By Damon Levine, PRUDE Inc. Anti-Racism Coordinator
Every March 21st, people throughout the world observe the International Day for the Elimination of Racial Discrimination (IDERD). The day, as its name suggests, is meant to be a time for people to reflect on and renew their commitment to eradicating the scourge of racial discrimination throughout the world.
Knowledge of the day may be new to some. However, it has actually been observed since 1967, having been adopted by a United Nations General Assembly Resolution in October 1966. And the March 21st date–more than just a random day in March–was chosen to remember the 69 Black demonstrators murdered by South African police in the Sharpeville Massacre on that date in 1960.
At the time, South Africa was still ruled the policy of apartheid, meaning “apartness” in the Afrikaans language. Apartheid, codified into law in 1948 by South Africa’s White minority government, set aside 80 percent of the country’s land for Whites only, while severely restricting the freedoms of non-Whites. The system classified the country’s residents as either Asian (of Asian or Indian descent), Black (native African), Coloured (generally a mix of native African and either Asian, Black or White) or White (European descent).
Among the numerous restrictions put in place for non-Whites were pass laws meant to restrict non-White movement within the country in general, and specifically into and out of White areas. All non-Whites were required by law to present these passes to authorities for inspection at any time, particularly if they were within cities. Among other things, the passes indicated where a person lived and who their employer was. If a non-White person was found outside of their segregated township of residence without a pass, they could be arrested, detained and brutalized in custody.
In the run up to March 21, 1960, two groups–the ANC (African National Congress) and the PAC (Pan-Africanist Congress)–planned to protest the pass law by having people march to the police station in the Black township of Sharpeville without their passbooks.

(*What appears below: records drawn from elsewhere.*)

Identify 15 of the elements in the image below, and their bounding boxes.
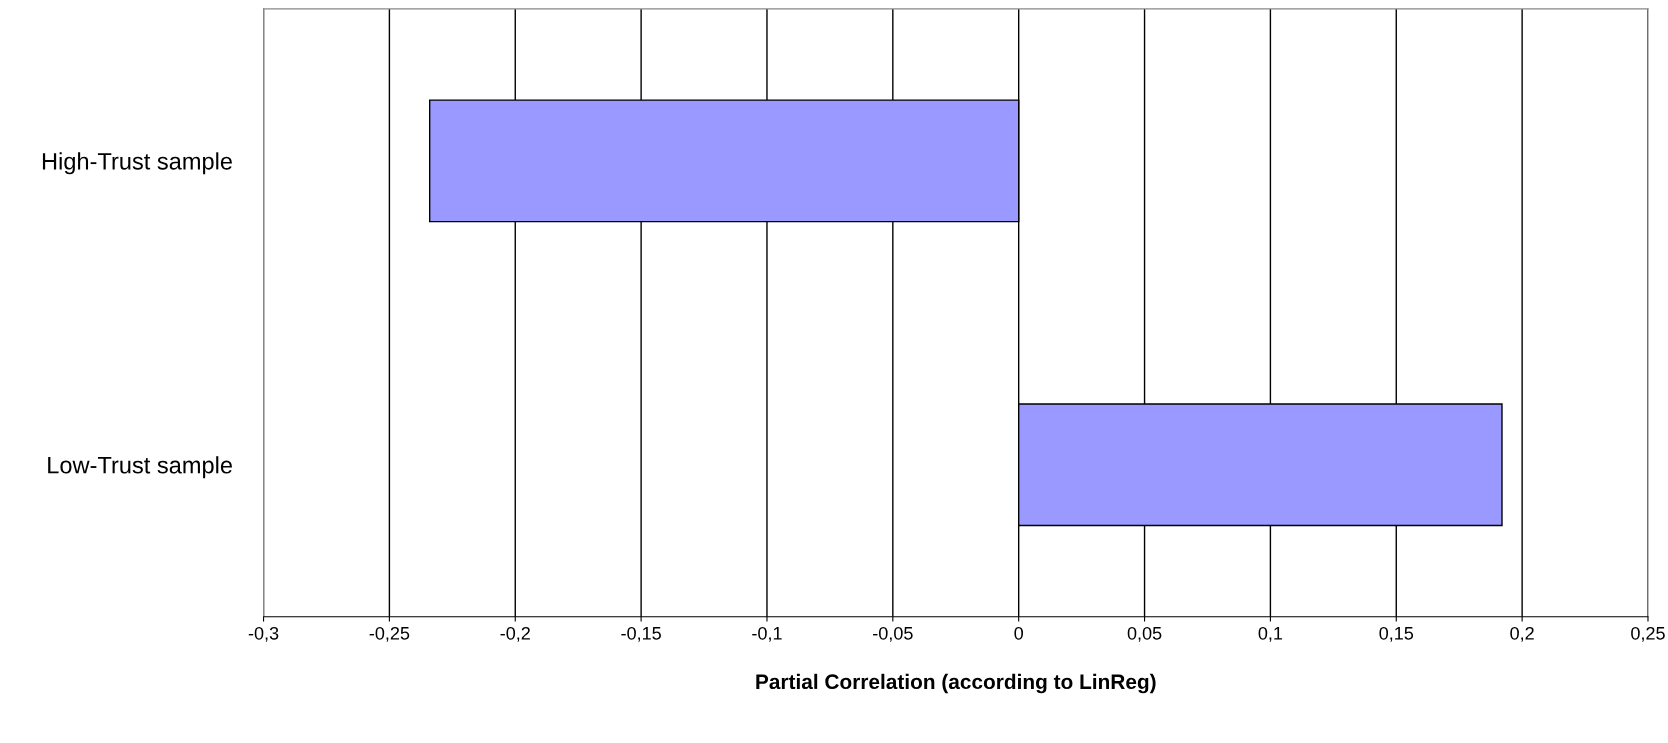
x-tick-label: 0,1 (1258, 626, 1283, 642)
x-tick-label: -0,25 (369, 626, 410, 642)
y-tick-label: Low-Trust sample (48, 456, 232, 479)
x-tick-label: 0,2 (1510, 626, 1534, 642)
y-tick-label: High-Trust sample (42, 152, 232, 175)
x-tick-label: 0 (1014, 626, 1024, 640)
x-tick-label: -0,3 (248, 626, 279, 642)
x-tick-label: 0,25 (1631, 626, 1665, 642)
x-tick-label: 0,15 (1379, 626, 1414, 642)
x-tick-label: -0,2 (500, 626, 530, 642)
x-tick-label: 0,05 (1127, 626, 1162, 642)
x-tick-label: -0,1 (752, 626, 782, 642)
x-tick-label: -0,05 (873, 626, 913, 642)
x-tick-label: -0,15 (621, 626, 661, 642)
x-axis-title: Partial Correlation (according to LinReg) (756, 673, 1156, 694)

It was hoped the subsequent arrests would overwhelm the justice system and call attention to the blatantly discriminatory pass laws, perhaps getting them overturned. However, as a PAC-led group of roughly 5,000 Blacks gathered at the Sharpeville police station, outnumbered officers opened fire on the unarmed crowd. Police killed 69 Blacks and seriously injured at least 180 people, many having been shot in the back while fleeing.
At the time, the massacre prompted international condemnation of South Africa and its racist apartheid policies. It also made more people outside of South Africa aware and supportive of the growing anti-apartheid movement. This movement began to grow internationally and, after decades of struggle against aprtheid injustices and atrocities, the system was finally scrapped in 1991.
In the spirit of South Africans’ fight against bigotry, and in observance of the International Day for the Elimination of Racial Discrimination, PRUDE Inc. offered two events on Monday, March 21. During the day, representatives from PRUDE gave an online presentation to the Anglophone School District-South about the origins of the day. We also proudly presented an online talk entitled Privilege, Bias and Intersectionality: Moving Toward Anti-Racism with Dr. Timothy Christie, the Horizon Health regional director of ethics.